Innovative biopolymers fuel the upswing
According to the study, the growth of the sector is mainly driven by innovative biopolymers such as polyhydroxyalkanoates (PHAs), but also polypropylene (PP). It is predicted that the PHA group will see a more than threefold increase in production capacities over the next five years. This bacterially produced polyester is not only biobased and biodegradable, it also has excellent physical and mechanical properties for a broad range of applications. Production capacities of polypropylene are set to almost sextuple by 2024. Its high barrier properties already make PP the second most important plastic.
PEF crowds out PET
The study focused on various biopolymers, both bio-based but non-biodegradable, and biodegradable plastics. Biobased, non-biodegradable plastics, including polyethylene (PE), polyethylene terephthalate (PET) and polyamides (PA), currently represent around 44% of global bioplastics production capacity, at almost 1 million tonnes. While growth is expected for PE, production capacities for PET remain below earlier forecasts. Instead, the trend is moving towards a new polymer, polyethylene furanoate (PEF), which is similar to PET but completely bio-based. The material is still in development and is not expected to be on the market until 2023.
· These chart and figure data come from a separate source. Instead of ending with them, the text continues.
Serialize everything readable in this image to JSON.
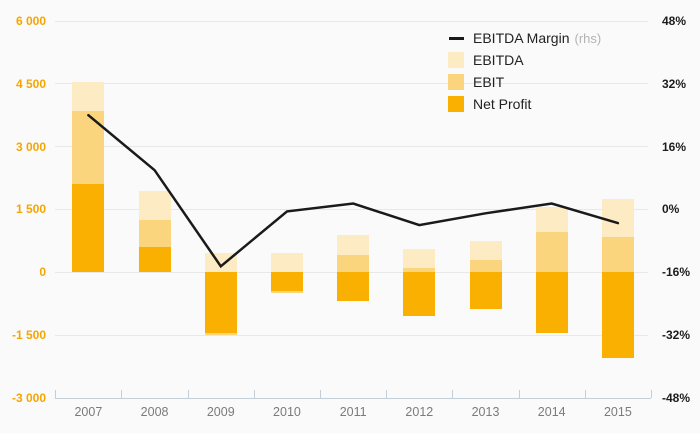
{
  "chart_data": {
    "type": "bar",
    "subtype": "overlay-bars-with-line",
    "title": "",
    "categories": [
      "2007",
      "2008",
      "2009",
      "2010",
      "2011",
      "2012",
      "2013",
      "2014",
      "2015"
    ],
    "series": [
      {
        "name": "EBITDA",
        "color": "#FDEBC3",
        "values": [
          4550,
          1950,
          450,
          450,
          900,
          550,
          750,
          1550,
          1750
        ]
      },
      {
        "name": "EBIT",
        "color": "#FBD57E",
        "values": [
          3850,
          1250,
          -1500,
          -500,
          400,
          100,
          300,
          950,
          850
        ]
      },
      {
        "name": "Net Profit",
        "color": "#F9B000",
        "values": [
          2100,
          600,
          -1450,
          -450,
          -700,
          -1050,
          -875,
          -1450,
          -2050
        ]
      }
    ],
    "line_series": {
      "name": "EBITDA Margin",
      "axis": "rhs",
      "color": "#1a1a1a",
      "values": [
        24,
        10,
        -14.5,
        -0.5,
        1.5,
        -4,
        -1,
        1.5,
        -3.5
      ]
    },
    "left_axis": {
      "min": -3000,
      "max": 6000,
      "step": 1500,
      "ticks": [
        "6 000",
        "4 500",
        "3 000",
        "1 500",
        "0",
        "-1 500",
        "-3 000"
      ],
      "color": "#f6a500"
    },
    "right_axis": {
      "min": -48,
      "max": 48,
      "step": 16,
      "ticks": [
        "48%",
        "32%",
        "16%",
        "0%",
        "-16%",
        "-32%",
        "-48%"
      ],
      "color": "#1c1c1c"
    },
    "grid": true,
    "legend_position": "top-right",
    "bar_mode": "overlay"
  },
  "legend": {
    "items": [
      {
        "label": "EBITDA Margin",
        "suffix": "(rhs)",
        "marker": "line",
        "color": "#1a1a1a"
      },
      {
        "label": "EBITDA",
        "suffix": "",
        "marker": "swatch",
        "color": "#FDEBC3"
      },
      {
        "label": "EBIT",
        "suffix": "",
        "marker": "swatch",
        "color": "#FBD57E"
      },
      {
        "label": "Net Profit",
        "suffix": "",
        "marker": "swatch",
        "color": "#F9B000"
      }
    ]
  },
  "colors": {
    "background": "#fafafa",
    "gridline": "#e8e8e8",
    "axis_line": "#c5cfd8",
    "x_labels": "#7b7b7b"
  }
}
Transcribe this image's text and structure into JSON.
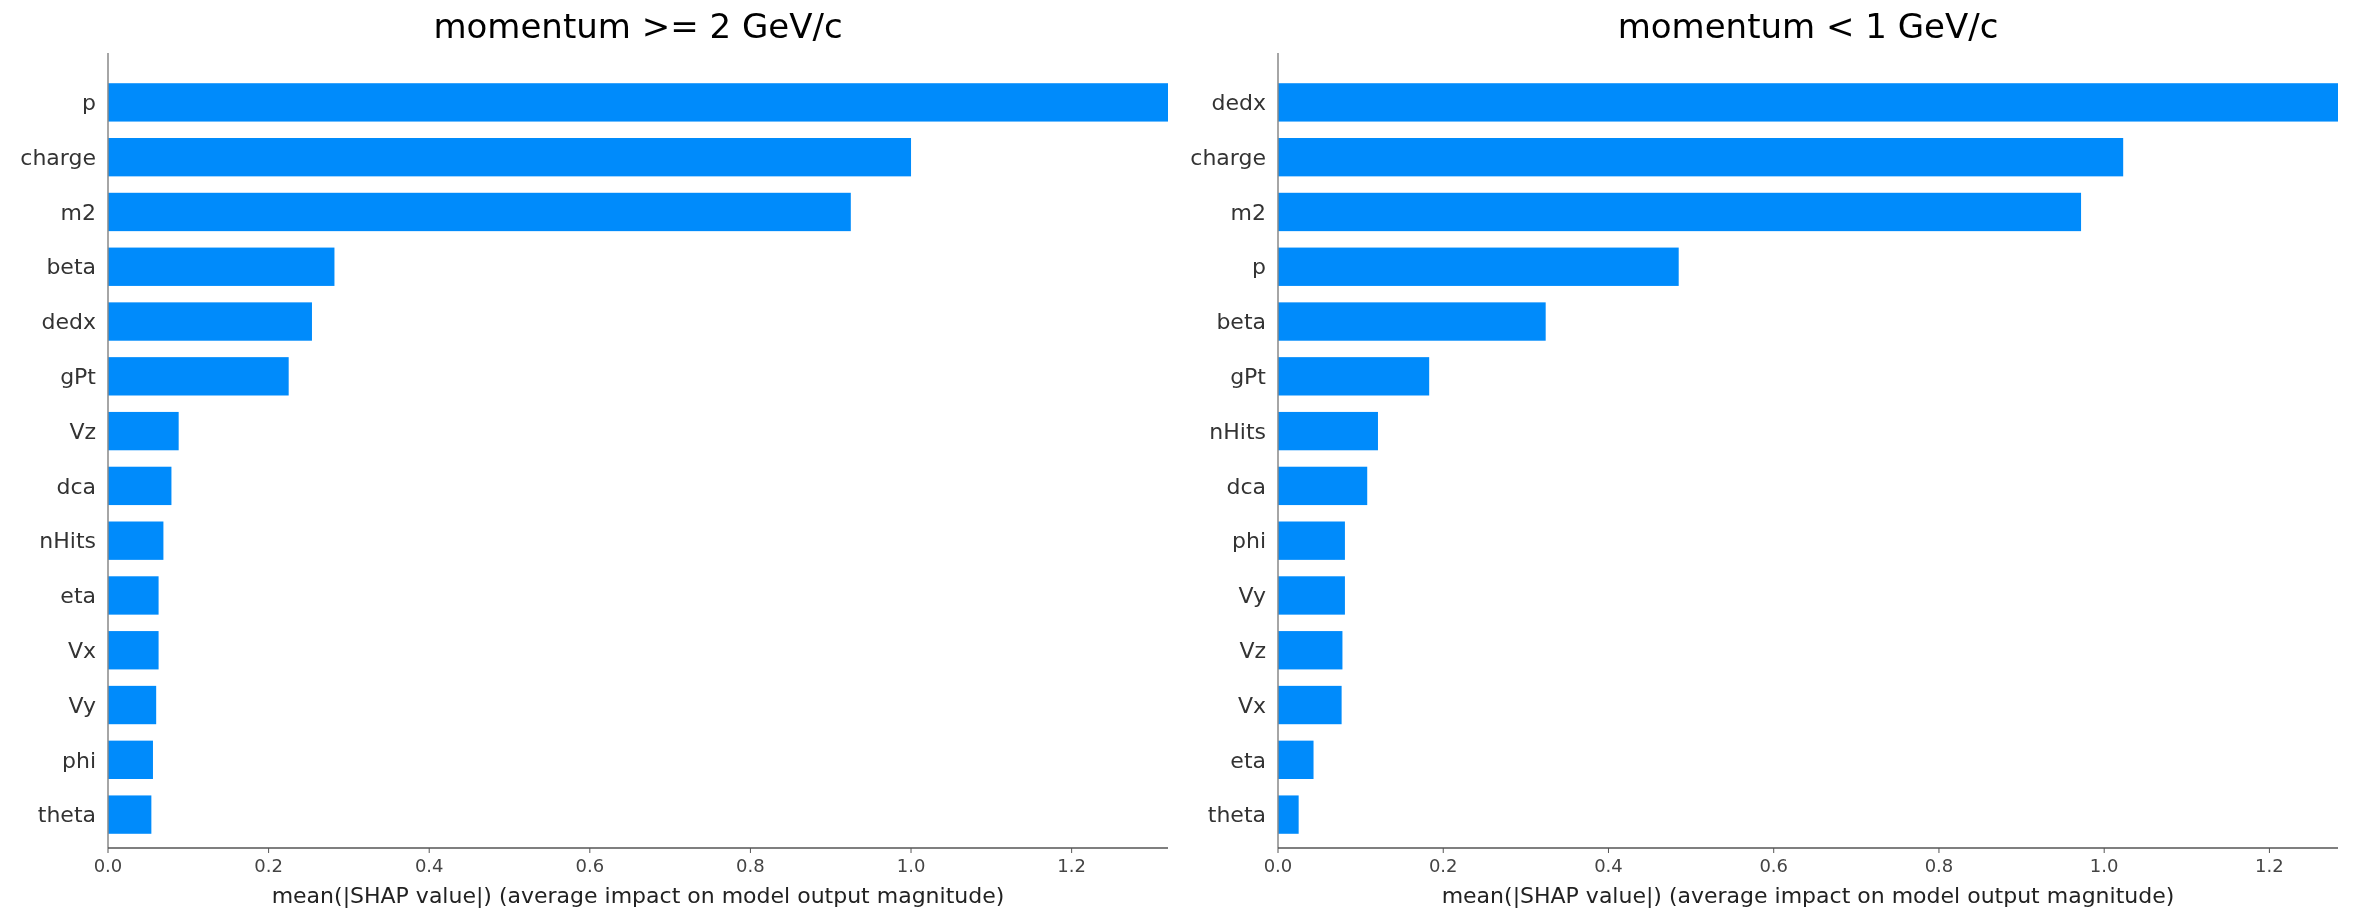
{
  "chart_data": [
    {
      "type": "bar",
      "orientation": "horizontal",
      "title": "momentum >= 2 GeV/c",
      "xlabel": "mean(|SHAP value|) (average impact on model output magnitude)",
      "categories": [
        "p",
        "charge",
        "m2",
        "beta",
        "dedx",
        "gPt",
        "Vz",
        "dca",
        "nHits",
        "eta",
        "Vx",
        "Vy",
        "phi",
        "theta"
      ],
      "values": [
        1.32,
        1.0,
        0.925,
        0.282,
        0.254,
        0.225,
        0.088,
        0.079,
        0.069,
        0.063,
        0.063,
        0.06,
        0.056,
        0.054
      ],
      "color": "#008bfb",
      "xlim": [
        0,
        1.32
      ],
      "xticks": [
        {
          "value": 0,
          "label": "0.0"
        },
        {
          "value": 0.2,
          "label": "0.2"
        },
        {
          "value": 0.4,
          "label": "0.4"
        },
        {
          "value": 0.6,
          "label": "0.6"
        },
        {
          "value": 0.8,
          "label": "0.8"
        },
        {
          "value": 1,
          "label": "1.0"
        },
        {
          "value": 1.2,
          "label": "1.2"
        }
      ],
      "grid": false
    },
    {
      "type": "bar",
      "orientation": "horizontal",
      "title": "momentum < 1 GeV/c",
      "xlabel": "mean(|SHAP value|) (average impact on model output magnitude)",
      "categories": [
        "dedx",
        "charge",
        "m2",
        "p",
        "beta",
        "gPt",
        "nHits",
        "dca",
        "phi",
        "Vy",
        "Vz",
        "Vx",
        "eta",
        "theta"
      ],
      "values": [
        1.283,
        1.023,
        0.972,
        0.485,
        0.324,
        0.183,
        0.121,
        0.108,
        0.081,
        0.081,
        0.078,
        0.077,
        0.043,
        0.025
      ],
      "color": "#008bfb",
      "xlim": [
        0,
        1.283
      ],
      "xticks": [
        {
          "value": 0,
          "label": "0.0"
        },
        {
          "value": 0.2,
          "label": "0.2"
        },
        {
          "value": 0.4,
          "label": "0.4"
        },
        {
          "value": 0.6,
          "label": "0.6"
        },
        {
          "value": 0.8,
          "label": "0.8"
        },
        {
          "value": 1,
          "label": "1.0"
        },
        {
          "value": 1.2,
          "label": "1.2"
        }
      ],
      "grid": false
    }
  ]
}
Packaging industry still largest field of application
At 53%, the packaging industry remains the largest area of application for bioplastics. However, bioplastics are also being used more and more in other sectors such as the automotive industry or transportation. The analysis also shows that the production of bio-based materials is hardly at the expense of cultivable land. "94 percent of all arable land is used for pasture, feed and food," said Francois de Bie, Chairman of European Bioplastics. With a share of 45%, Asia currently dominates global bioplastics production. Europe is home to around a fifth of the producers.